The FDA is not required to follow panel recommendations, though it often does, and will make a final decision later.
The FDA halted almost all clinical trials of the drugs in 2010 after nearly 500 people taking the drugs in studies had to have joints replaced.
Pfizer, Regeneron, and Johnson & Johnson are now pitching to resume wider trials, in what could be a multi-billion-dollar pain market.
The FDA advisers said the drugs provide a meaningful benefit to help people treat pain, many of whom may not have other options. They said companies should try to figure out which patients would benefit most, and perhaps try to exclude those who may be predisposed to joint problems.
"I think we can't close the door ... for this class of drugs because it is unique, and it has been shown to be effective," said Susan Broyles, the patient representative on the panel.
Companies have studied the drugs for common conditions like low back pain and osteoarthritis, or damage to the joints caused by wear and tear. The condition affects about 27 million adults in the United States and is a common cause of chronic disability.
The drugs have also been tested in narrower groups, like people with bladder pain syndrome.
The drugs work by blocking a protein called nerve growth factor that is associated with nerve pain. They have the potential to become the first biotechnology drugs specifically for pain.
However, NGF may also help with wound repair and the growth of new blood vessels, the FDA said. The joint problems with the drug may be because it blocks these beneficial effects of the growth protein, one FDA reviewer said last week ahead of the panel discussion.

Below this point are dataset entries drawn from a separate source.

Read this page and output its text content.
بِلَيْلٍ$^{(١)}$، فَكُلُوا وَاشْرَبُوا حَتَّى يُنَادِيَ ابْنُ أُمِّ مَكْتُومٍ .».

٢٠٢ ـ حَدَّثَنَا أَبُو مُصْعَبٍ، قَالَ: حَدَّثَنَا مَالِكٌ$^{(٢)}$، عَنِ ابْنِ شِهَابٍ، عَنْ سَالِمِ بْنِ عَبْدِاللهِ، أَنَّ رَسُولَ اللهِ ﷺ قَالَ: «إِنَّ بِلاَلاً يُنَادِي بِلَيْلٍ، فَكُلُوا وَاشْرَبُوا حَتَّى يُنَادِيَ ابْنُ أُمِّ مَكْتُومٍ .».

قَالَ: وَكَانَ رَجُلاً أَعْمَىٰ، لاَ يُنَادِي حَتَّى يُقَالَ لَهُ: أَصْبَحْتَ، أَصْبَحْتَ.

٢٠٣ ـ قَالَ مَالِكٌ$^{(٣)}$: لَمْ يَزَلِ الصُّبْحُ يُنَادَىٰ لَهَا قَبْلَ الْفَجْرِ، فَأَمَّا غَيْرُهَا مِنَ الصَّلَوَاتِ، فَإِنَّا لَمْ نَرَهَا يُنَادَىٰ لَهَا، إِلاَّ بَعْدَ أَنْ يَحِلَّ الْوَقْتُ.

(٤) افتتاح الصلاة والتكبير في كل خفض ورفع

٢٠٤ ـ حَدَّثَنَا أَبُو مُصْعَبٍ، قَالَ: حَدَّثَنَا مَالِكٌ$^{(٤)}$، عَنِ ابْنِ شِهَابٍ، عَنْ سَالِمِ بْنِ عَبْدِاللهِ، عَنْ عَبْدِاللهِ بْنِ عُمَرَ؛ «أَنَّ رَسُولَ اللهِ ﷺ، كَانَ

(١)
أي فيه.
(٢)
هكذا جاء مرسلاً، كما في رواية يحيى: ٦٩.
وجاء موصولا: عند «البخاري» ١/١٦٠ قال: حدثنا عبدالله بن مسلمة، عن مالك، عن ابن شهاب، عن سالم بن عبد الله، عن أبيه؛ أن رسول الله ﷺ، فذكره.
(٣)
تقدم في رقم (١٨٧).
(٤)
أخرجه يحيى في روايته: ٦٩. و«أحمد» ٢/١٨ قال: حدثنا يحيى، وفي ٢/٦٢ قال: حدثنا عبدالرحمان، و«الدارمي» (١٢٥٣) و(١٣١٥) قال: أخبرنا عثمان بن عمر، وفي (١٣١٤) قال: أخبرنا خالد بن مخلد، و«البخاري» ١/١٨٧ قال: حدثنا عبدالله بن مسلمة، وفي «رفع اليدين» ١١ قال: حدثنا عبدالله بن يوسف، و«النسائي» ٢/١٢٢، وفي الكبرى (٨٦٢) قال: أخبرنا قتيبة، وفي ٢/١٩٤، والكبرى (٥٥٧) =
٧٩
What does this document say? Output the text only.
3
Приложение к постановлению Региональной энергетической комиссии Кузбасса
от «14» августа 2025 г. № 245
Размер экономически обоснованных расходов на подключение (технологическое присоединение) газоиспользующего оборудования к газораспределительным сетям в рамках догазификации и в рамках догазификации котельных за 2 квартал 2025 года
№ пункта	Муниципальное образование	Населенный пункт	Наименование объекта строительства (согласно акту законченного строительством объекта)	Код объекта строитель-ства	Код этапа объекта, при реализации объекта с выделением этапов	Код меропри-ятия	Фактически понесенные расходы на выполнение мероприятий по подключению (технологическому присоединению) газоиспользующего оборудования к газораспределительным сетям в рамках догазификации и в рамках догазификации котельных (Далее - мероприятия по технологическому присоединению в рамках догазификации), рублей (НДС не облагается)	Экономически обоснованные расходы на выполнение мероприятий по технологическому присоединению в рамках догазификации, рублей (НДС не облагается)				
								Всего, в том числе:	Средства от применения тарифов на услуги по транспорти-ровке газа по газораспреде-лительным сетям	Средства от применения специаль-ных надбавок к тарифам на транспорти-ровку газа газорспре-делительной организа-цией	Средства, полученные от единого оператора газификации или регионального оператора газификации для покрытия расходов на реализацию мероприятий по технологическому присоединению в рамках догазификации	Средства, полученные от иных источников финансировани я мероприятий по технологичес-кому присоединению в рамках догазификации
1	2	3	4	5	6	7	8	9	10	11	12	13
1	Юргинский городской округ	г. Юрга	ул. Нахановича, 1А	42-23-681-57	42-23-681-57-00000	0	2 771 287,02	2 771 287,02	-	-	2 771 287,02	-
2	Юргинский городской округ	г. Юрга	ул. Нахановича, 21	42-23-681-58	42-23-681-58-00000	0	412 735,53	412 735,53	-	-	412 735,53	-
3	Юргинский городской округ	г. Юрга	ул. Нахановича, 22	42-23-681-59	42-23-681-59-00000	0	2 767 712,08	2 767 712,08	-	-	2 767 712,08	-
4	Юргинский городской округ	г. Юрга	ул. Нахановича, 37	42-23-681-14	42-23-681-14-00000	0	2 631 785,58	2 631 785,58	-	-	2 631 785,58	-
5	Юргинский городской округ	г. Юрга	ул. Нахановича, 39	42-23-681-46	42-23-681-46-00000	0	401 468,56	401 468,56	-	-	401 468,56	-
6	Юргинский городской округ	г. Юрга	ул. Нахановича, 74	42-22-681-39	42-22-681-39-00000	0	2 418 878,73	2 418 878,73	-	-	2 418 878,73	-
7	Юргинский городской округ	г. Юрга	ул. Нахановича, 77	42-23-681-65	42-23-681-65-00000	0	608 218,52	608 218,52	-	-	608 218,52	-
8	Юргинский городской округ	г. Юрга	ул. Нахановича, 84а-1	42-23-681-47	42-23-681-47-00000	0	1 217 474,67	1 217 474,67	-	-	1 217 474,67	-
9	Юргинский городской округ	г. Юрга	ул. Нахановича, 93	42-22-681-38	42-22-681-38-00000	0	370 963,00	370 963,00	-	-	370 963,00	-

Pfizer was furthest along in development of its biotech anti-nerve growth factor drug, tanezumab, when the FDA asked it to halt trials in June 2010 because of the joint problems. Pfizer had already reported positive data for the medicine.
"Physicians and patients are in need of options for difficult-to-treat pain conditions and the panel's vote today is an important step towards helping us more fully understand the benefit-risk profile of this important new class of medicines," said Steve Romano, a senior vice president at Pfizer.
Before the trials were halted, analysts had projected peak global sales for tanezumab above $1 billion a year.